From Job 14:19. Used in common speech as an idiom, conveying the proverb wherein just as water can wear down a stone over time, with persistence and perseverance a person can achieve unthinkable goals. Apparently, this is also a Buddhist proverb (or maybe it just gets quoted as such because its "cooler" to quote Buddhist proverbs than biblical ones).

There is a lovely story about Rabbi Akiva concerning this idiom. As the story goes (according to Avot de-Rabbi Natan), at the age of 40 Akiva wasn't a scholar yet, but a shepherd (isn't it weird how everybody in Jewish tradition starts out as a shepherd), and didn't even know how to read and write. One day he came to the well and asked, "who carved this stone here?". "The water that drips on it so frequently every day", the people at the well said to him, "haven't you read in the scripture that the waters wear the stones?" Akiva judged himself very harshly for not being familiar with the verse and especially in relation to itself, "for if the soft sculpted the hard, then the words of the scripture, as hard as iron, how much more so should carve my heart of flesh and blood". And then he went with his son to a beginner's teacher, who tought them Aleph and Beth and so on. And he studied until he knew all of the scripture. Then he went to Rabbi Eliezer and Rabbi Joshua and asked them to teach him the secondary sources, and they gave him one piece of law to study. And he sat and argued with himself, "why was this Aleph written", "why was this Beth written" and so on for every letter. Then he came back to the Rabbis and discussed his questions with them, and Rabbi Tarfon said to him, "For you it was written (Job 28:11) He searches the sources of the rivers and brings hidden things to light. The things that are hidden to men, Rabbi Akiva brings to light". Rabbi Akiva went on to revolutionize Jewish scholarship, essentially founding the branch of Rabbinical Judaism (as opposed to Messianic or Karaite Judaism).

In Hebrew, the corresponding text is "אבנים שחקו מים". If you know Hebrew you will find the phrase amusing, because a naive reading of it will translate as "stones wore waters".

You see, Hebrew is very lax when it comes to the order of words in a sentence. Where English mostly uses word order to distinguish the grammatical roles of words and clauses, Hebrew mostly uses different articles for different cases. So for example, the house in the nominative case will be הבית (ha-bayit), but in the objective case will be את הבית (et ha-bayit). This allows the speaker to jumble up the word order of a sentence and still retain the meaning -- very useful when writing poetry! Still, people usually stick to the traditional order of "<subject> <verb> <object>" to construct their sentences (especially for such simple sentences as "waters wore stones"), unless you want to emphasize some part by bringing it to the front of the sentence.

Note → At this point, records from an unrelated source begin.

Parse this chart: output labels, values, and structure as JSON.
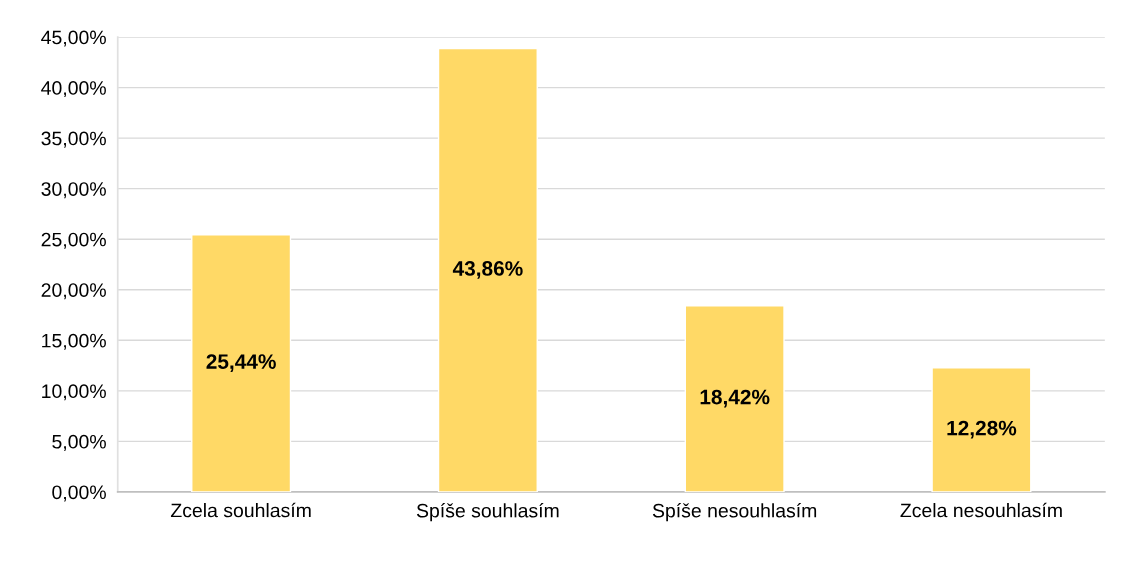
{
  "chart_data": {
    "type": "bar",
    "categories": [
      "Zcela souhlasím",
      "Spíše souhlasím",
      "Spíše nesouhlasím",
      "Zcela nesouhlasím"
    ],
    "values": [
      25.44,
      43.86,
      18.42,
      12.28
    ],
    "value_labels": [
      "25,44%",
      "43,86%",
      "18,42%",
      "12,28%"
    ],
    "color": "#ffd966",
    "ylim": [
      0,
      45
    ],
    "yticks": [
      {
        "value": 0,
        "label": "0,00%"
      },
      {
        "value": 5,
        "label": "5,00%"
      },
      {
        "value": 10,
        "label": "10,00%"
      },
      {
        "value": 15,
        "label": "15,00%"
      },
      {
        "value": 20,
        "label": "20,00%"
      },
      {
        "value": 25,
        "label": "25,00%"
      },
      {
        "value": 30,
        "label": "30,00%"
      },
      {
        "value": 35,
        "label": "35,00%"
      },
      {
        "value": 40,
        "label": "40,00%"
      },
      {
        "value": 45,
        "label": "45,00%"
      }
    ],
    "grid": "y",
    "legend": false
  }
}
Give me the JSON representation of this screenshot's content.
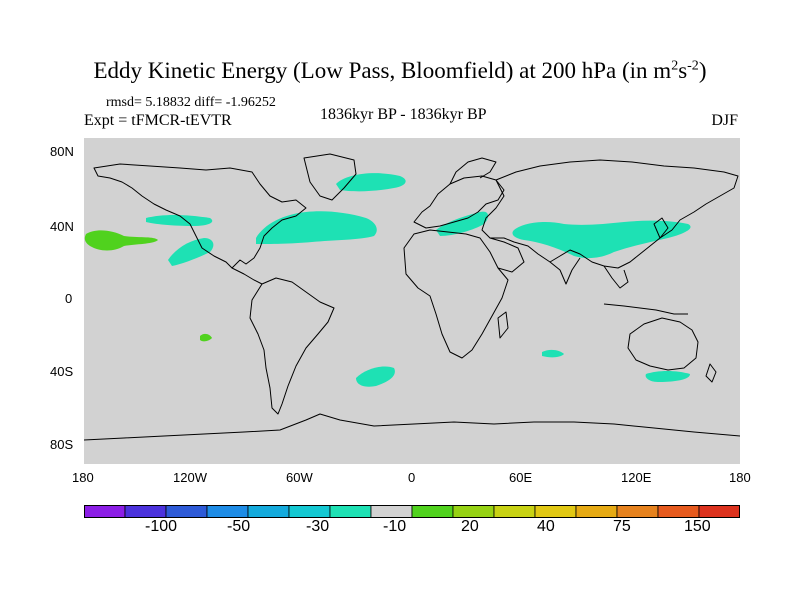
{
  "title": {
    "main": "Eddy Kinetic Energy (Low Pass, Bloomfield) at 200 hPa (in m",
    "sup1": "2",
    "mid": "s",
    "sup2": "-2",
    "close": ")"
  },
  "stats": "rmsd= 5.18832 diff= -1.96252",
  "experiment": "Expt = tFMCR-tEVTR",
  "period": "1836kyr BP - 1836kyr BP",
  "season": "DJF",
  "lat_labels": [
    "80N",
    "40N",
    "0",
    "40S",
    "80S"
  ],
  "lon_labels": [
    "180",
    "120W",
    "60W",
    "0",
    "60E",
    "120E",
    "180"
  ],
  "colorbar": {
    "labels": [
      "-100",
      "-50",
      "-30",
      "-10",
      "20",
      "40",
      "75",
      "150"
    ],
    "colors": [
      "#8c1ee6",
      "#4b32dc",
      "#2d5ad7",
      "#1e8ce6",
      "#14aadc",
      "#14c8d2",
      "#1ee1b4",
      "#d2d2d2",
      "#50d21e",
      "#96d214",
      "#c8d214",
      "#e1c814",
      "#e6aa14",
      "#e6821e",
      "#e65a1e",
      "#dc321e"
    ]
  },
  "colors": {
    "land_ocean": "#d2d2d2",
    "light_positive": "#1ee1b4",
    "green_positive": "#50d21e"
  }
}
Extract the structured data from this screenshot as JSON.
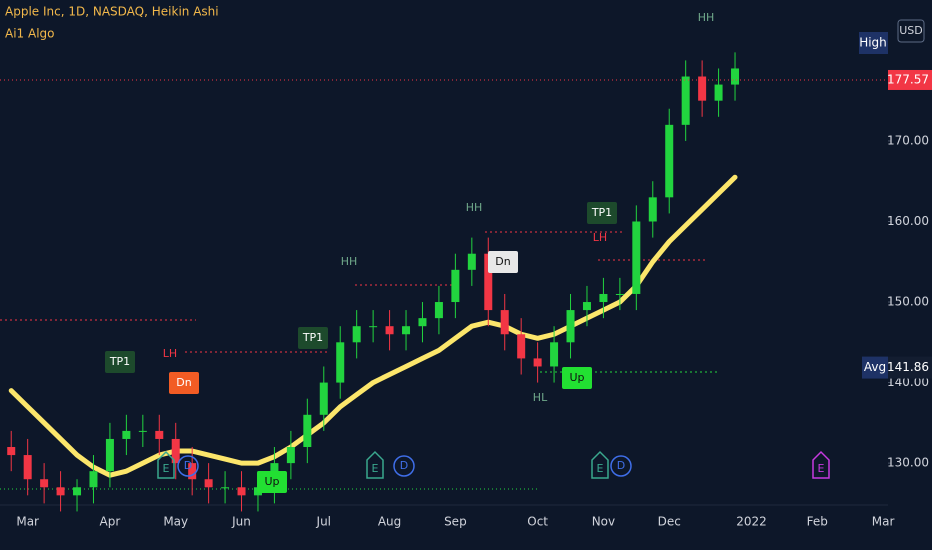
{
  "chart_data": {
    "type": "candlestick",
    "title": "Apple Inc, 1D, NASDAQ, Heikin Ashi",
    "subtitle": "Ai1 Algo",
    "categories": [
      null,
      "Mar",
      null,
      null,
      null,
      null,
      "Apr",
      null,
      null,
      null,
      "May",
      null,
      null,
      null,
      "Jun",
      null,
      null,
      null,
      null,
      "Jul",
      null,
      null,
      null,
      "Aug",
      null,
      null,
      null,
      "Sep",
      null,
      null,
      null,
      null,
      "Oct",
      null,
      null,
      null,
      "Nov",
      null,
      null,
      null,
      "Dec",
      null,
      null,
      null,
      null,
      "2022",
      null,
      null,
      null,
      "Feb",
      null,
      null,
      null,
      "Mar"
    ],
    "open": [
      132,
      131,
      128,
      127,
      126,
      127,
      129,
      133,
      134,
      134,
      133,
      130,
      128,
      127,
      127,
      126,
      127,
      130,
      132,
      136,
      140,
      145,
      147,
      147,
      146,
      147,
      148,
      150,
      154,
      156,
      149,
      146,
      143,
      142,
      145,
      149,
      150,
      151,
      151,
      160,
      163,
      172,
      178,
      175,
      177,
      null,
      null,
      null,
      null,
      null,
      null,
      null,
      null,
      null
    ],
    "high": [
      134,
      133,
      130,
      129,
      128,
      131,
      135,
      136,
      136,
      136,
      135,
      132,
      130,
      129,
      129,
      129,
      132,
      134,
      138,
      142,
      147,
      149,
      149,
      149,
      149,
      150,
      152,
      156,
      158,
      158,
      151,
      148,
      145,
      147,
      151,
      152,
      153,
      153,
      162,
      165,
      174,
      180,
      180,
      179,
      181,
      null,
      null,
      null,
      null,
      null,
      null,
      null,
      null,
      null
    ],
    "low": [
      129,
      126,
      125,
      124,
      124,
      125,
      127,
      131,
      132,
      131,
      128,
      126,
      125,
      125,
      124,
      124,
      125,
      128,
      130,
      134,
      138,
      143,
      145,
      144,
      144,
      145,
      146,
      148,
      152,
      147,
      144,
      141,
      140,
      140,
      143,
      147,
      148,
      149,
      149,
      158,
      161,
      170,
      173,
      173,
      175,
      null,
      null,
      null,
      null,
      null,
      null,
      null,
      null,
      null
    ],
    "close": [
      131,
      128,
      127,
      126,
      127,
      129,
      133,
      134,
      134,
      133,
      130,
      128,
      127,
      127,
      126,
      127,
      130,
      132,
      136,
      140,
      145,
      147,
      147,
      146,
      147,
      148,
      150,
      154,
      156,
      149,
      146,
      143,
      142,
      145,
      149,
      150,
      151,
      151,
      160,
      163,
      172,
      178,
      175,
      177,
      179,
      null,
      null,
      null,
      null,
      null,
      null,
      null,
      null,
      null
    ],
    "up_color": "#22d43f",
    "down_color": "#f23645",
    "ma": {
      "color": "#fce66b",
      "values": [
        139,
        137,
        135,
        133,
        131,
        129.5,
        128.5,
        129,
        130,
        131,
        131.5,
        131.5,
        131,
        130.5,
        130,
        130,
        130.8,
        132,
        133.5,
        135,
        137,
        138.5,
        140,
        141,
        142,
        143,
        144,
        145.5,
        147,
        147.5,
        147,
        146,
        145.5,
        146,
        147,
        148,
        149,
        150,
        152,
        155,
        157.5,
        159.5,
        161.5,
        163.5,
        165.5,
        null,
        null,
        null,
        null,
        null,
        null,
        null,
        null,
        null
      ]
    },
    "ylim": [
      124.8,
      187.5
    ],
    "yticks": [
      {
        "value": 130,
        "label": "130.00"
      },
      {
        "value": 140,
        "label": "140.00"
      },
      {
        "value": 150,
        "label": "150.00"
      },
      {
        "value": 160,
        "label": "160.00"
      },
      {
        "value": 170,
        "label": "170.00"
      }
    ],
    "price_line": {
      "value": 177.57,
      "label": "177.57",
      "color": "#f23645"
    },
    "avg_line": {
      "name": "Avg",
      "value": 141.86,
      "label": "141.86"
    },
    "high_label": "High",
    "currency": "USD",
    "annotations": [
      "HH",
      "HH",
      "HH",
      "LH",
      "LH",
      "HL",
      "TP1",
      "TP1",
      "TP1",
      "Dn",
      "Dn",
      "Up",
      "Up",
      "E",
      "E",
      "E",
      "E",
      "D",
      "D",
      "D"
    ]
  }
}
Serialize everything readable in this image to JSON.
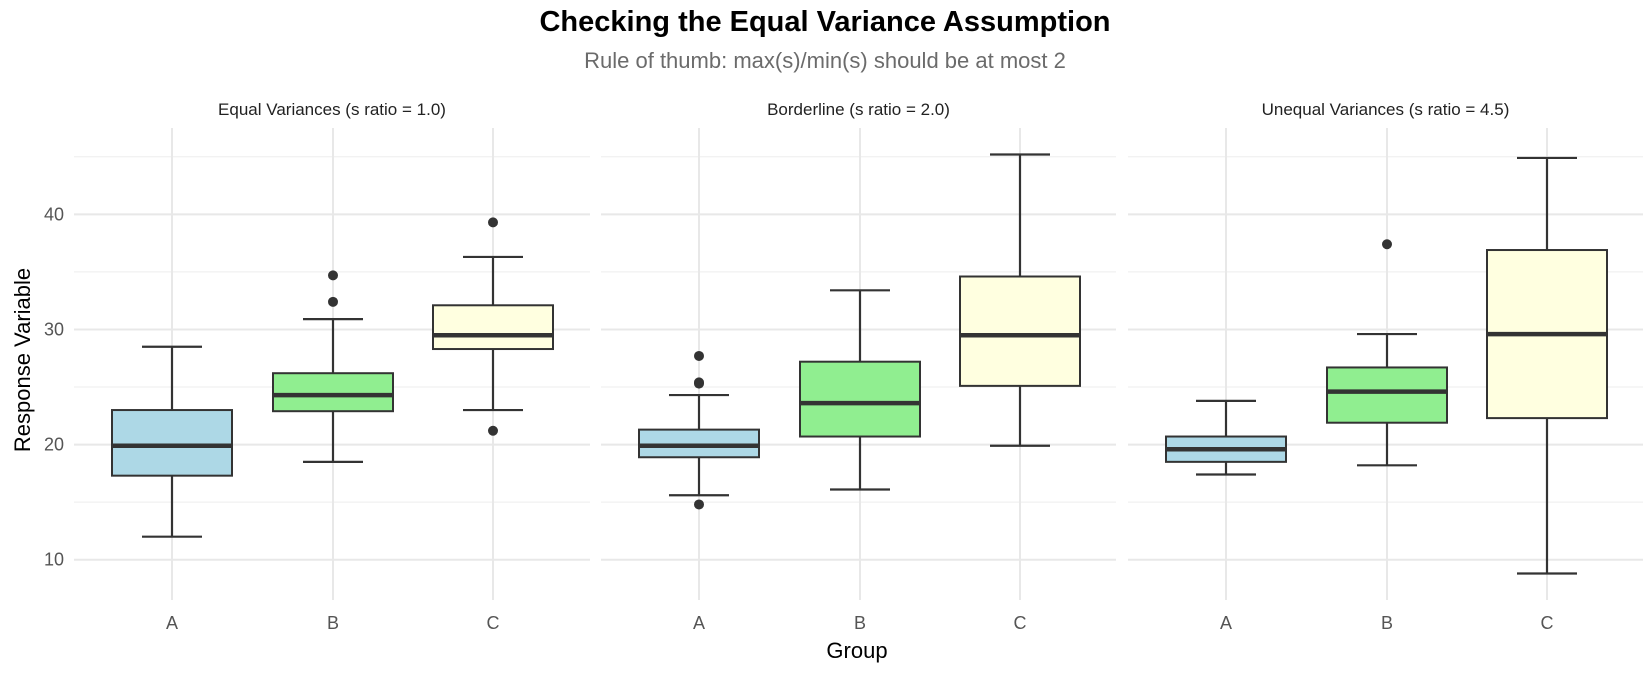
{
  "chart_data": {
    "type": "boxplot",
    "title": "Checking the Equal Variance Assumption",
    "subtitle": "Rule of thumb: max(s)/min(s) should be at most 2",
    "xlabel": "Group",
    "ylabel": "Response Variable",
    "ylim": [
      6.5,
      47.5
    ],
    "y_ticks": [
      10,
      20,
      30,
      40
    ],
    "grid": true,
    "categories": [
      "A",
      "B",
      "C"
    ],
    "colors": {
      "A": "#add8e6",
      "B": "#90ee90",
      "C": "#ffffe0"
    },
    "panels": [
      {
        "label": "Equal Variances (s ratio = 1.0)",
        "boxes": [
          {
            "group": "A",
            "whisker_low": 12.0,
            "q1": 17.3,
            "median": 19.9,
            "q3": 23.0,
            "whisker_high": 28.5,
            "outliers": []
          },
          {
            "group": "B",
            "whisker_low": 18.5,
            "q1": 22.9,
            "median": 24.3,
            "q3": 26.2,
            "whisker_high": 30.9,
            "outliers": [
              32.4,
              34.7
            ]
          },
          {
            "group": "C",
            "whisker_low": 23.0,
            "q1": 28.3,
            "median": 29.5,
            "q3": 32.1,
            "whisker_high": 36.3,
            "outliers": [
              21.2,
              39.3
            ]
          }
        ]
      },
      {
        "label": "Borderline (s ratio = 2.0)",
        "boxes": [
          {
            "group": "A",
            "whisker_low": 15.6,
            "q1": 18.9,
            "median": 19.9,
            "q3": 21.3,
            "whisker_high": 24.3,
            "outliers": [
              14.8,
              25.3,
              25.4,
              27.7
            ]
          },
          {
            "group": "B",
            "whisker_low": 16.1,
            "q1": 20.7,
            "median": 23.6,
            "q3": 27.2,
            "whisker_high": 33.4,
            "outliers": []
          },
          {
            "group": "C",
            "whisker_low": 19.9,
            "q1": 25.1,
            "median": 29.5,
            "q3": 34.6,
            "whisker_high": 45.2,
            "outliers": []
          }
        ]
      },
      {
        "label": "Unequal Variances (s ratio = 4.5)",
        "boxes": [
          {
            "group": "A",
            "whisker_low": 17.4,
            "q1": 18.5,
            "median": 19.6,
            "q3": 20.7,
            "whisker_high": 23.8,
            "outliers": []
          },
          {
            "group": "B",
            "whisker_low": 18.2,
            "q1": 21.9,
            "median": 24.6,
            "q3": 26.7,
            "whisker_high": 29.6,
            "outliers": [
              37.4
            ]
          },
          {
            "group": "C",
            "whisker_low": 8.8,
            "q1": 22.3,
            "median": 29.6,
            "q3": 36.9,
            "whisker_high": 44.9,
            "outliers": []
          }
        ]
      }
    ]
  }
}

Job apparently wanted to emphasize the stones: so effective is the water that it wears stones. The problem is that there is no difference in article between an indefinite noun in the nominative and an indefinite noun in the objective (the Hebrew version of the text has both stones and waters as indefinite), so the sentence now reads naively "stones wore waters". Of course, that reading doesn't make sense so we revert to the inverted one. But isn't that the point of the phrase to begin with?: that incredibly while stones are "harder" than waters, the waters still wear the stones over time. Well, if we are supposed to think of the stones really as "harder", why is it that the simple reading of the phrase, "stones wore waters", must be rejected in favor of a convoluted one? I've always found this amusing.